Larry Brown’s History With the NCAA Draws an Interesting Parallel With John CalipariPosted by Chris Johnson on October 17th, 2012
Chris Johnson is an RTC Columnist. He can be reached @ChrisDJohnsonn.
The missing element to SMU’s surprising hire of Larry Brown is the Hall of Fame coach’s less-than-healthy history of run-ins with the NCAA. The last time Brown walked off the college hardwood, he left Kansas in deep NCAA waters. The Jayhawks were suspended from the 1989 NCAA Tournament for infractions during Brown’s tenure. Eight years earlier, he brought damaging penalties to another blueblood program, this time leaving UCLA to relinquish its 1980 Final Four appearance after learning Brown had used ineligible players. Though he spent one-year at Davidson (1972) without stepping into NCAA troubles, Brown’s college track record gives cause for pause. In two extended stays at high-profile locales, he’s left behind a punitive footprint – whether by his own volition or otherwise. And that’s before the seedy undercurrents – before agents, runners, nefarious third-parties and shoe companies solidified their place in elite prospects’ inner circles – that define today’s recruiting landscape fully seeped their way into high school and grassroots hoops. That’s not to say third-parties didn’t exist 20 or even 30 years ago; they did, but not nearly to the extent they do in today’s recruiting culture. Brown can steer clear of NCAA punishment, even in today’s hazardous environment, but it will require a nuanced overview of NCAA guidelines and procedures for a man whose only interaction with the organization (albeit more than two decades ago) ended twice with harsh discipline.

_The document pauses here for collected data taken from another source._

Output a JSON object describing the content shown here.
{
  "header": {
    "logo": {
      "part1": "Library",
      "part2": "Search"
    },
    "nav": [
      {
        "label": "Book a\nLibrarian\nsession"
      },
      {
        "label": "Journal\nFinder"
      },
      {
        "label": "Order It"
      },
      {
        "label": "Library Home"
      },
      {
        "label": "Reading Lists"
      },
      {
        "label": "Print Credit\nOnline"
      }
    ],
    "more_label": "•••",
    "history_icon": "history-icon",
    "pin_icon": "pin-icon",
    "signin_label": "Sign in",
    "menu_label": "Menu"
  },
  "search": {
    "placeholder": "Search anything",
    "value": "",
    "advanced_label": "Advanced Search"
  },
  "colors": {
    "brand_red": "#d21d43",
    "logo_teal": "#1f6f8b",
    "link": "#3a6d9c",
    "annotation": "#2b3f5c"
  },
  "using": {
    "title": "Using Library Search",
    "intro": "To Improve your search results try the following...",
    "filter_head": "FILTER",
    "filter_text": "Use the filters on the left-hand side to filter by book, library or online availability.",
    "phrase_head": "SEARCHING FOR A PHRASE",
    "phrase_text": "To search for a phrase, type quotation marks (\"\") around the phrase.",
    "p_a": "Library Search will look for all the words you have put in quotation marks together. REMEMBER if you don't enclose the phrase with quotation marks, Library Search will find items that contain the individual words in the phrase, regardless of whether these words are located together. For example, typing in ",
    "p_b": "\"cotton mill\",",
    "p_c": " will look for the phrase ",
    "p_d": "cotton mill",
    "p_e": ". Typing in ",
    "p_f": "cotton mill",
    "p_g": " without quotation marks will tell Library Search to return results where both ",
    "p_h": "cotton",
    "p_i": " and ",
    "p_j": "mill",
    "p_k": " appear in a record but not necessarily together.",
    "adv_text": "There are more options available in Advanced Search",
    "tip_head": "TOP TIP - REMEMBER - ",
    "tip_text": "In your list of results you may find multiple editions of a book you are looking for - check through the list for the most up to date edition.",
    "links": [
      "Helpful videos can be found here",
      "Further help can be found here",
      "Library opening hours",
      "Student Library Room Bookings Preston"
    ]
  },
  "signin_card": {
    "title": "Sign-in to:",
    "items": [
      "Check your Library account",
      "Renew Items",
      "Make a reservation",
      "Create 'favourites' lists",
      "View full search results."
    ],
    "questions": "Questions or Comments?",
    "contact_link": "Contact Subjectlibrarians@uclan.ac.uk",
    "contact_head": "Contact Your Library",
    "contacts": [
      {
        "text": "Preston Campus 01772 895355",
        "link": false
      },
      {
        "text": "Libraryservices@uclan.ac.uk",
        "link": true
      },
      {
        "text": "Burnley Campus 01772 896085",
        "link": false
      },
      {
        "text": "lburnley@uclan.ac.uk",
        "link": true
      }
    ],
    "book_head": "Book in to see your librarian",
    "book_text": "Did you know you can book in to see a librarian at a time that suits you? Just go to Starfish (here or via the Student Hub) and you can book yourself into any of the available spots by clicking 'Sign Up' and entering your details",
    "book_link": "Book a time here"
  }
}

For most coaches, a checkered past like Brown’s would elicit no small measure of skepticism and suspicion. Hiring a coach with an extended inability to follow NCAA protocol demands scrutiny, no matter the credentials of the incoming head man. But Brown has avoided any and all sorts of public backlash or cynicism. He is embarking on his new job with a litany of past NCAA baggage, carrying a free pass from an increasingly dubious national punditry and a wave of positive sentiment highlighting his every move.
Now consider by way of a counterpoint the onrush of mistrust and doubt surrounding John Calipari and his inheritance of the Kentucky job. Calipari, to many the poster boy for all things evil in college hoops –- the one-and-done rule, the way he pilfers the nation’s top high school players, his players-before-the-program approach that drew irksome reviews from the UK faithful — has never been personally charged with a major recruiting violation. He annually persuades the best high school players in the country to join his program, annually competes on the sport’s highest stage, and regularly repeats the process with a new batch of five-star imports. His system is so refined, so proven, so successful, that fans and coaches can’t help but question his practices. Because when you install and master a winning model, when rival programs suffer the misfortune of knowing their efforts simply can’t match up, criticizing and bashing Calipari’s system is the only ammunition available. When you can’t beat him, falsely accuse him – or so the saying goes…
The motivations for Calipari’s constant disapproval are not directly relevant to this comparison. If you want to take shots at Calipari for what he’s built at Kentucky without factual evidence, the floor is yours. The point is, Calipari’s dossier is no more heinous than Brown’s, yet the 72-year-old legend is bypassing the biting antagonism and indignation Calipari deals with every season despite his verifiable history of NCAA violations. It’s almost as if the negative side of Brown’s college coaching career has been thrown by the wayside, replaced by the sterling image of an innocent and immaculate coaching legend, reinvigorated for one last unlikely turnaround. Perhaps Brown’s commitment issues, the way he treated college and NBA programs like recruiting visits, have allowed his now distant transgressions to fade into the remote annals of a lengthy and generational coaching history. Or maybe his coaching talent, his willingness to attempt an immense challenge and his experience – there are few instances in which the phrase “positive age discrimination” makes sense; but for Brown, it just might serve to stave off invocations of his less-than-rosy past – have eliminated any cause for concern.
Pinning down a specific reason for this obvious double standard is difficult. But there is no debating Brown is getting a free pass, a level of public approval never afforded to Calipari despite similar track records. By comparing these two coaching heavyweights, one with greater long-term success in both college and the NBA, one a younger and more polarizing figure, but tied together by correlate off-the-court credentials all the same, the basis for the negative public opinion directed towards Calipari comes into sharp focus. Do people generally loathe Calipari because they legitimately believe he cheats, or is it some spiteful hate couched in unrivaled success and a perfected systematic approach? In a roundabout way, Brown’s reintroduction to college basketball may shed some light on the real answer.